Given the option between not commenting at all or offering some variant of JFGI, I'll strongly prefer the former. "You don't have to attend every fight you're invited to", or comment on every post. But if you do, try to land solid punches. Even if you're not Mohammed Ali.
(I've frequently learned things, and more than once entirely changed my mind, in researching to answer comments.)
has been isolated the alkaloid d-turbocuarine, which is used to treat such diseases as multiple sclerosis, Parkinson's disease and other muscular disorders.
It’s a muscle paralyzing agent used in surgery. It’s not use in MS or Parkinson’s.
My question was specifically about drugs that had passed safety and efficacy trials that were derived from the Amazon. Doing 5 minutes if searching and looking at your links it looks like quinine and curare are two of them. There was some mentions of some potential agents, but none that had made it through full clinical trials to be FDA approved. Quinine was first used for malaria treatment over 400 years ago. Two drugs over 400 years doesn’t seem like a lot.

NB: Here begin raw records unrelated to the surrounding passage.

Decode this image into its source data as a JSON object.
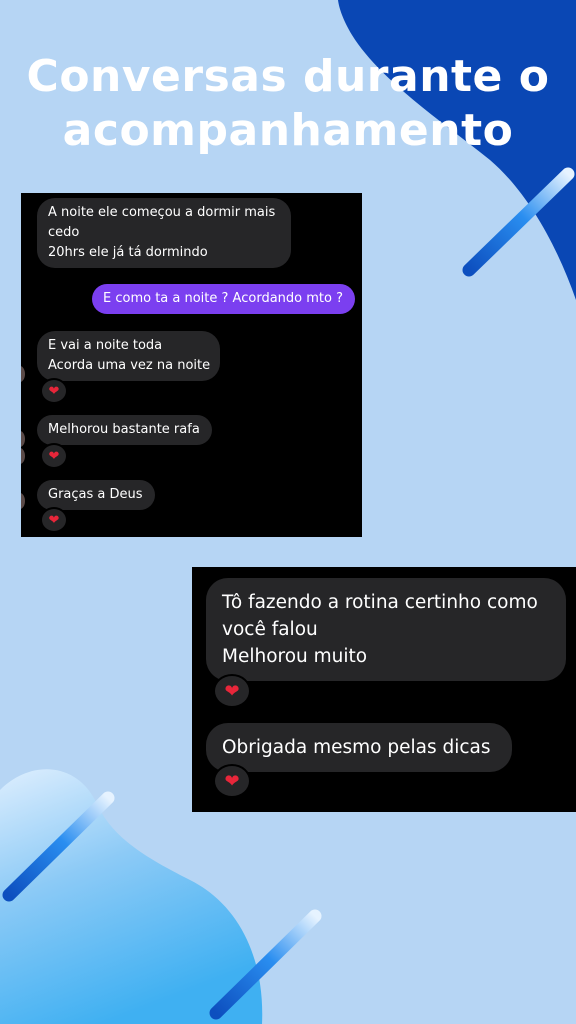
{
  "title": {
    "line1": "Conversas durante o",
    "line2": "acompanhamento"
  },
  "chat1": {
    "messages": [
      {
        "direction": "received",
        "lines": [
          "A noite ele começou a dormir mais",
          "cedo",
          "20hrs ele já tá dormindo"
        ]
      },
      {
        "direction": "sent",
        "lines": [
          "E como ta a noite ? Acordando mto ?"
        ]
      },
      {
        "direction": "received",
        "lines": [
          "E vai a noite toda",
          "Acorda uma vez na noite"
        ],
        "reaction": "heart"
      },
      {
        "direction": "received",
        "lines": [
          "Melhorou bastante rafa"
        ],
        "reaction": "heart"
      },
      {
        "direction": "received",
        "lines": [
          "Graças a Deus"
        ],
        "reaction": "heart"
      }
    ]
  },
  "chat2": {
    "messages": [
      {
        "direction": "received",
        "lines": [
          "Tô fazendo a rotina certinho como",
          "você falou",
          "Melhorou muito"
        ],
        "reaction": "heart"
      },
      {
        "direction": "received",
        "lines": [
          "Obrigada mesmo pelas dicas"
        ],
        "reaction": "heart"
      }
    ]
  },
  "colors": {
    "background": "#b6d5f4",
    "accent_dark_blue": "#0a47b4",
    "sent_bubble": "#7b3ff0",
    "received_bubble": "#262628",
    "heart": "#e8263a"
  },
  "icons": {
    "reaction": "heart-icon"
  }
}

And it doesn’t seem that it will get higher. My impression of modern pharmaceutical research is that instead of focusing on natural medicinal compounds, it is more focused on discovering the exact mechanisms behind various disease processes and synthesizing molecules that either slow down or speed up key pathways along those processes.
> There are many more if you are willing to do five minutes of research
but thats also how you end up on a geocities site about anti vaxxing because big pharma doesn't want you to know about the amazon and yell "exactly, I knew it all along!"